As the quinoa and sprouts cook, deal with the squash. For thinner-skinned varieties, like butternut : Set a medium pot of salted water to boil. Peel and cut into bite-sized cubes (same size as your brussel sprout halves). Blanch for 2-3 minutes or until a fork just pierces the flesh. drain and set aside.
For thicker-skinned varieties like acorn: cut in half, scoop out seeds, brush with oil, and roast until tender. Cut cubes out as best you can or use a melon baller. Set aside.

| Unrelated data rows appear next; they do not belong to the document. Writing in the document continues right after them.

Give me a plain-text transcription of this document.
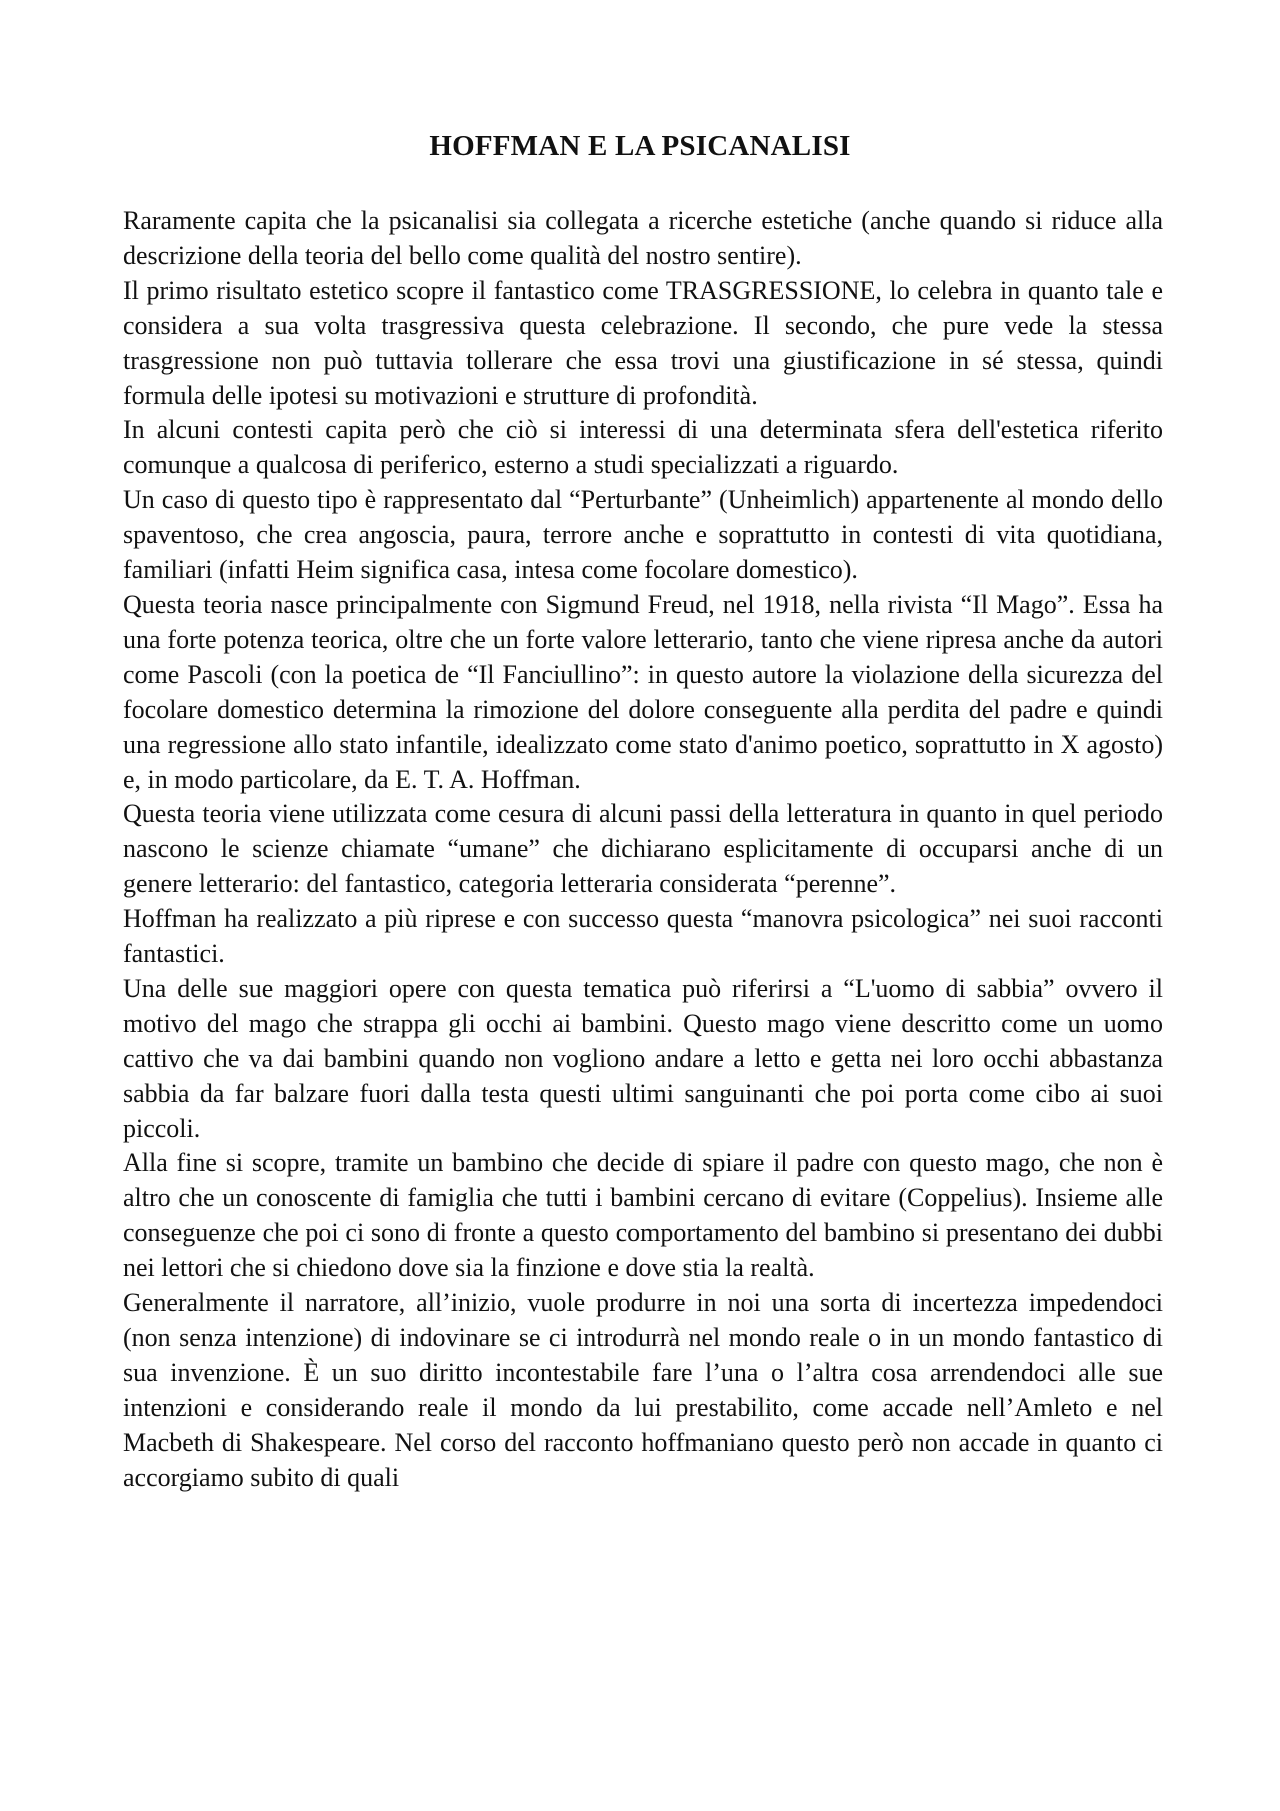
HOFFMAN E LA PSICANALISI

Raramente capita che la psicanalisi sia collegata a ricerche estetiche (anche quando si riduce alla descrizione della teoria del bello come qualità del nostro sentire).

Il primo risultato estetico scopre il fantastico come TRASGRESSIONE, lo celebra in quanto tale e considera a sua volta trasgressiva questa celebrazione. Il secondo, che pure vede la stessa trasgressione non può tuttavia tollerare che essa trovi una giustificazione in sé stessa, quindi formula delle ipotesi su motivazioni e strutture di profondità.

In alcuni contesti capita però che ciò si interessi di una determinata sfera dell'estetica riferito comunque a qualcosa di periferico, esterno a studi specializzati a riguardo.

Un caso di questo tipo è rappresentato dal “Perturbante” (Unheimlich) appartenente al mondo dello spaventoso, che crea angoscia, paura, terrore anche e soprattutto in contesti di vita quotidiana, familiari (infatti Heim significa casa, intesa come focolare domestico).

Questa teoria nasce principalmente con Sigmund Freud, nel 1918, nella rivista “Il Mago”. Essa ha una forte potenza teorica, oltre che un forte valore letterario, tanto che viene ripresa anche da autori come Pascoli (con la poetica de “Il Fanciullino”: in questo autore la violazione della sicurezza del focolare domestico determina la rimozione del dolore conseguente alla perdita del padre e quindi una regressione allo stato infantile, idealizzato come stato d'animo poetico, soprattutto in X agosto) e, in modo particolare, da E. T. A. Hoffman.

Questa teoria viene utilizzata come cesura di alcuni passi della letteratura in quanto in quel periodo nascono le scienze chiamate “umane” che dichiarano esplicitamente di occuparsi anche di un genere letterario: del fantastico, categoria letteraria considerata “perenne”.

Hoffman ha realizzato a più riprese e con successo questa “manovra psicologica” nei suoi racconti fantastici.

Una delle sue maggiori opere con questa tematica può riferirsi a “L'uomo di sabbia” ovvero il motivo del mago che strappa gli occhi ai bambini. Questo mago viene descritto come un uomo cattivo che va dai bambini quando non vogliono andare a letto e getta nei loro occhi abbastanza sabbia da far balzare fuori dalla testa questi ultimi sanguinanti che poi porta come cibo ai suoi piccoli.

Alla fine si scopre, tramite un bambino che decide di spiare il padre con questo mago, che non è altro che un conoscente di famiglia che tutti i bambini cercano di evitare (Coppelius). Insieme alle conseguenze che poi ci sono di fronte a questo comportamento del bambino si presentano dei dubbi nei lettori che si chiedono dove sia la finzione e dove stia la realtà.

Generalmente il narratore, all’inizio, vuole produrre in noi una sorta di incertezza impedendoci (non senza intenzione) di indovinare se ci introdurrà nel mondo reale o in un mondo fantastico di sua invenzione. È un suo diritto incontestabile fare l’una o l’altra cosa arrendendoci alle sue intenzioni e considerando reale il mondo da lui prestabilito, come accade nell’Amleto e nel Macbeth di Shakespeare. Nel corso del racconto hoffmaniano questo però non accade in quanto ci accorgiamo subito di quali
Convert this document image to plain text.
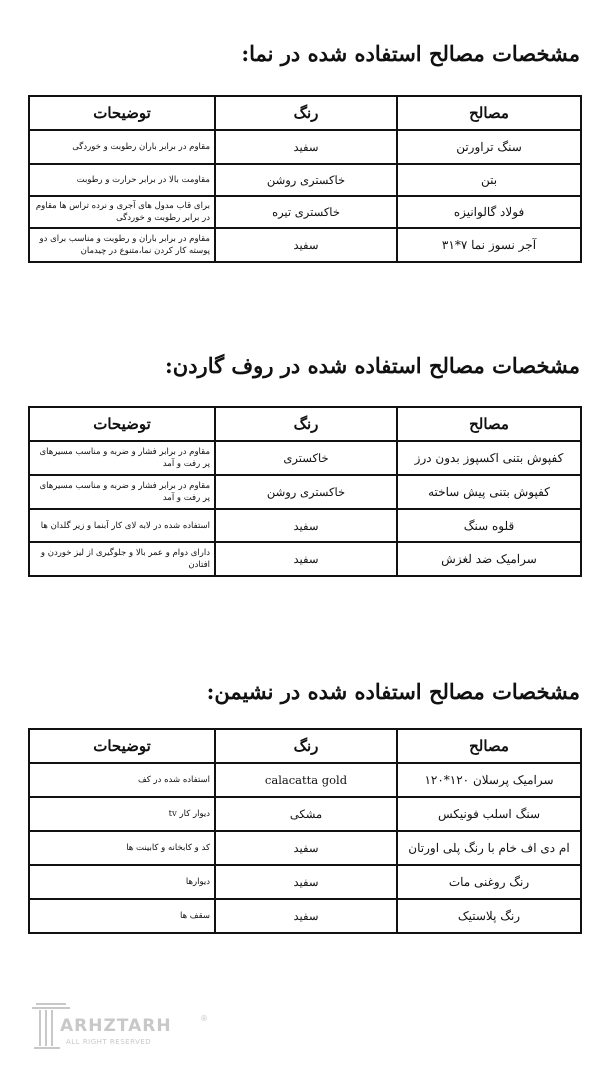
مشخصات مصالح استفاده شده در نما:
مصالح	رنگ	توضیحات
سنگ تراورتن	سفید	مقاوم در برابر باران رطوبت و خوردگی
بتن	خاکستری روشن	مقاومت بالا در برابر حرارت و رطوبت
فولاد گالوانیزه	خاکستری تیره	برای قاب مدول های آجری و نرده تراس ها مقاوم در برابر رطوبت و خوردگی
آجر نسوز نما ۷*۳۱	سفید	مقاوم در برابر باران و رطوبت و مناسب برای دو پوسته کار کردن نما،متنوع در چیدمان
مشخصات مصالح استفاده شده در روف گاردن:
مصالح	رنگ	توضیحات
کفپوش بتنی اکسپوز بدون درز	خاکستری	مقاوم در برابر فشار و ضربه و مناسب مسیرهای پر رفت و آمد
کفپوش بتنی پیش ساخته	خاکستری روشن	مقاوم در برابر فشار و ضربه و مناسب مسیرهای پر رفت و آمد
قلوه سنگ	سفید	استفاده شده در لابه لای کار آبنما و زیر گلدان ها
سرامیک ضد لغزش	سفید	دارای دوام و عمر بالا و جلوگیری از لیز خوردن و افتادن
مشخصات مصالح استفاده شده در نشیمن:
مصالح	رنگ	توضیحات
سرامیک پرسلان ۱۲۰*۱۲۰	calacatta gold	استفاده شده در کف
سنگ اسلب فونیکس	مشکی	دیوار کار tv
ام دی اف خام با رنگ پلی اورتان	سفید	کد و کابخانه و کابینت ها
رنگ روغنی مات	سفید	دیوارها
رنگ پلاستیک	سفید	سقف ها
ARHZTARH
ALL RIGHT RESERVED
®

When all three elements are done, heat 1 Tbsp butter and 1 Tbsp olive oil in a large saute pan over high heat. Add squash and cook, tossing often, until sides are nicely browned. Add quinoa, sprouts, and seasonings, and perhaps a little more salt and pepper to taste, and cook until everything is evenly heated and starting to crisp up. Remove from heat and top with cherries and pumpkin seeds. Serve immediately.
Make-ahead: The sprouts, squash, and quinoa can be made ahead and stored in the fridge, separately, for up to 2 days. Your time from fridge to table would be cut down to 5-10 minutes.
This recipe improves with age, if you're fortunate enough to have leftovers!